The INS would later claim to have expelled 1.3 million Mexicans (not the 13 million claimed in recent mythology) under Operation Wetback.  But a closer examination of the data shows the service could only prove some 80,000 were expelled. The addition half a million were an estimate of those who left the country out of fear, but the number was more hopeful than accurate.
The U.S. Army successfully resisted joining Operation Wetback, and in an internal report written later carried the notation, "Thank goodness"   The program ended abruptly when seven “illegals” being deported by ship, drowned while trying to swim back to the American shore. The crew of the steamer transporting them then mutinied against their captain, and against the entire program.

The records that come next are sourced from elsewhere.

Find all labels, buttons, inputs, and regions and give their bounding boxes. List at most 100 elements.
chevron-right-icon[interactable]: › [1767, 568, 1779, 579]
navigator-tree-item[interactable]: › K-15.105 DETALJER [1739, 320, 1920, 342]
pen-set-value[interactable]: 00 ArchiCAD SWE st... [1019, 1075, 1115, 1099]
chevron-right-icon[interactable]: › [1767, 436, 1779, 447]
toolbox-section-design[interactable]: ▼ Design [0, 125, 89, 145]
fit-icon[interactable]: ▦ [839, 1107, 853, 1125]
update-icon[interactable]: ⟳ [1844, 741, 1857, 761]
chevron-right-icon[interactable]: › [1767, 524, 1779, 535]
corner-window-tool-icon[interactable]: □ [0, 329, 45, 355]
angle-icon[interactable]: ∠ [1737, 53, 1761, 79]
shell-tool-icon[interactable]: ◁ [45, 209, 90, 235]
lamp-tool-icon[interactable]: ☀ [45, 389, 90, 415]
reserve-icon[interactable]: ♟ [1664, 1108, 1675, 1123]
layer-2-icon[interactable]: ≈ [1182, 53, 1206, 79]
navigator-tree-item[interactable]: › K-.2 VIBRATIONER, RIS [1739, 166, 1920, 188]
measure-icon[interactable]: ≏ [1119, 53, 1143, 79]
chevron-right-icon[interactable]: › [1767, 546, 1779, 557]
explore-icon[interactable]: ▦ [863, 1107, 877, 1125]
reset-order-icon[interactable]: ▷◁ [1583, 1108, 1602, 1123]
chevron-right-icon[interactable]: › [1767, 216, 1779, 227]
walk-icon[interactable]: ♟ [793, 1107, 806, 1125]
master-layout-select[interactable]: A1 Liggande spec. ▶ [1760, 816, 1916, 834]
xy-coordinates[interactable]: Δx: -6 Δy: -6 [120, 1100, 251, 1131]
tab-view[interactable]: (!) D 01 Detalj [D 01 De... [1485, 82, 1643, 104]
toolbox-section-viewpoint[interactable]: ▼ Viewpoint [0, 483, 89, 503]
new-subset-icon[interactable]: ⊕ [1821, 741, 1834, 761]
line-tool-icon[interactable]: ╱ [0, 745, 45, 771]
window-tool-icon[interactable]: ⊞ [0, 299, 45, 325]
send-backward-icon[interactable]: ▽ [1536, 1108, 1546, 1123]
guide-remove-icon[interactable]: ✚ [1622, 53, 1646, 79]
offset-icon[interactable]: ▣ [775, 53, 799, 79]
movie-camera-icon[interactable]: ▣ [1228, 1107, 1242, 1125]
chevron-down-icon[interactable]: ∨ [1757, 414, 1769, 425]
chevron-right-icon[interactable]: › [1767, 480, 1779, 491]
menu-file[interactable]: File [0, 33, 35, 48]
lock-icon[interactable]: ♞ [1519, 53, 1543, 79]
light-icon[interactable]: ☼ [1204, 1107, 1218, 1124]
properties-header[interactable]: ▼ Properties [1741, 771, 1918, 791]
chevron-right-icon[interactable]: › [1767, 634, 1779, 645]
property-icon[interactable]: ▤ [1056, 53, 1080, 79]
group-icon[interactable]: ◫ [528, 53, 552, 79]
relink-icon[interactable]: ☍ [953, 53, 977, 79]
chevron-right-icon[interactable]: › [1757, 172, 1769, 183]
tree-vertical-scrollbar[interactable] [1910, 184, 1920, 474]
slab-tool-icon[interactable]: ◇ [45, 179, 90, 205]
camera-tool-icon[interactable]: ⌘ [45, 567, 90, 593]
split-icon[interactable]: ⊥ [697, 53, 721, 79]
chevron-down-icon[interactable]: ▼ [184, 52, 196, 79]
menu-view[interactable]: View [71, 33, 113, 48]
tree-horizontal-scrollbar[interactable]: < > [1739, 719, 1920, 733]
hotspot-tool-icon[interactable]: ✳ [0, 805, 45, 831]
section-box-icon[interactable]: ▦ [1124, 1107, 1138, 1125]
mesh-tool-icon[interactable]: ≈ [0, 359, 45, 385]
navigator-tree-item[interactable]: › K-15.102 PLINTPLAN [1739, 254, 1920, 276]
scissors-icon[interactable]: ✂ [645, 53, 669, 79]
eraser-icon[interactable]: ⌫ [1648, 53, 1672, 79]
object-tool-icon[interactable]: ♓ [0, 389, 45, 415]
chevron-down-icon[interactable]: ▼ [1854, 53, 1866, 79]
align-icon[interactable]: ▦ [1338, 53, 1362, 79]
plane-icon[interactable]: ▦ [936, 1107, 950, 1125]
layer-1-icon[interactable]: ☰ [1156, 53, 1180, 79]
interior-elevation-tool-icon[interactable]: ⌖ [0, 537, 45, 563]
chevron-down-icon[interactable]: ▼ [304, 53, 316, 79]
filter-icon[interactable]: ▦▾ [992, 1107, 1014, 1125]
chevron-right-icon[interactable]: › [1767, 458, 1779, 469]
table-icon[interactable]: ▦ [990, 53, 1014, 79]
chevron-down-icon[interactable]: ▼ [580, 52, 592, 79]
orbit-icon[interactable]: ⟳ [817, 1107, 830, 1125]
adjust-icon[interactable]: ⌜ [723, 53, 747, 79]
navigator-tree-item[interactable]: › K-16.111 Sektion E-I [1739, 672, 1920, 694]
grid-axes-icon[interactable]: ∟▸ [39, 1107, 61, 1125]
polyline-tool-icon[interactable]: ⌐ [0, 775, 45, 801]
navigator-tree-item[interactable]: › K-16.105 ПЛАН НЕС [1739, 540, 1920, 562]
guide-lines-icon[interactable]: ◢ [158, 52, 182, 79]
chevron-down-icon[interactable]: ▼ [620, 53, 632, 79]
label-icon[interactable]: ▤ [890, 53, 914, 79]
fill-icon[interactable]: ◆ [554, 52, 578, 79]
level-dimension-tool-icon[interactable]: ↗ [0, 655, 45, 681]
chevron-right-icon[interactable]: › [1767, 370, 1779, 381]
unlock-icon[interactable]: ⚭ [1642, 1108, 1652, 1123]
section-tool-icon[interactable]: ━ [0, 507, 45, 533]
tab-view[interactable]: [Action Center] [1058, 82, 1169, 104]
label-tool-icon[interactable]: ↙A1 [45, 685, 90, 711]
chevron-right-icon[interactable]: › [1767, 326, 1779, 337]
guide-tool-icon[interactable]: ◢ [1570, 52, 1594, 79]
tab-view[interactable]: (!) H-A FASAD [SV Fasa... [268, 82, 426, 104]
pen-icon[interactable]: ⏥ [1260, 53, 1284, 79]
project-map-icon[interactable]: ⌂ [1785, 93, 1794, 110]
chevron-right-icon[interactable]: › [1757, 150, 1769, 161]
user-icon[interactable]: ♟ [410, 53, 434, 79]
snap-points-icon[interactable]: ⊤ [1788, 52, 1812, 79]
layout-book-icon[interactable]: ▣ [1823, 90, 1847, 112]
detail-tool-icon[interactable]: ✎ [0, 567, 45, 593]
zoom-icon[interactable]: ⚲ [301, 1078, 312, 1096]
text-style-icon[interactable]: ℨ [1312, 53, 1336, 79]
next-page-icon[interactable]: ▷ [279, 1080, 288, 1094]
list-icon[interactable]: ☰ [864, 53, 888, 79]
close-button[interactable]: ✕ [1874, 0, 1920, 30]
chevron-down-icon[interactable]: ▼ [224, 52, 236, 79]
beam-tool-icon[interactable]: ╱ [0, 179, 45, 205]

But Pat McCarran’s most powerful weapon was his anti-communism. In this he was merely echoed by Senator Joe McCarthy. McCarran also supported Spanish dictator Francisco Franco, to the point that he was called “The Senator from Madrid.” 
He was an equally fierce supporter of Chiang Kai-Shek, after Chiang and his supporters were driven out of mainland China and retreated to the island of Taiwan. So rabid was McCarran's defense that it was not until Richard Nixon visited China in the 1970’s that some sanity and common sense return to American Asian policy.
The McCarran’s Internal Security Act (of September 1950) required members of the communist party to register with the Attorney General. So onerous were the details of the act that between 1965 and 1967 almost all of it was ruled unconstitutional.  Walt Kelly, who drew the popular "Pogo" comic strip, chose to memorialize McCarrain with "Mole J. Macarney", a blind, paranoid mole , who spread tar on everything and everyone he touched.
Pat McCarran died of a heart attack in September of 1954, proving once again that politics is not about being right. It is about being re-elected. To most politicians, nothing else matters.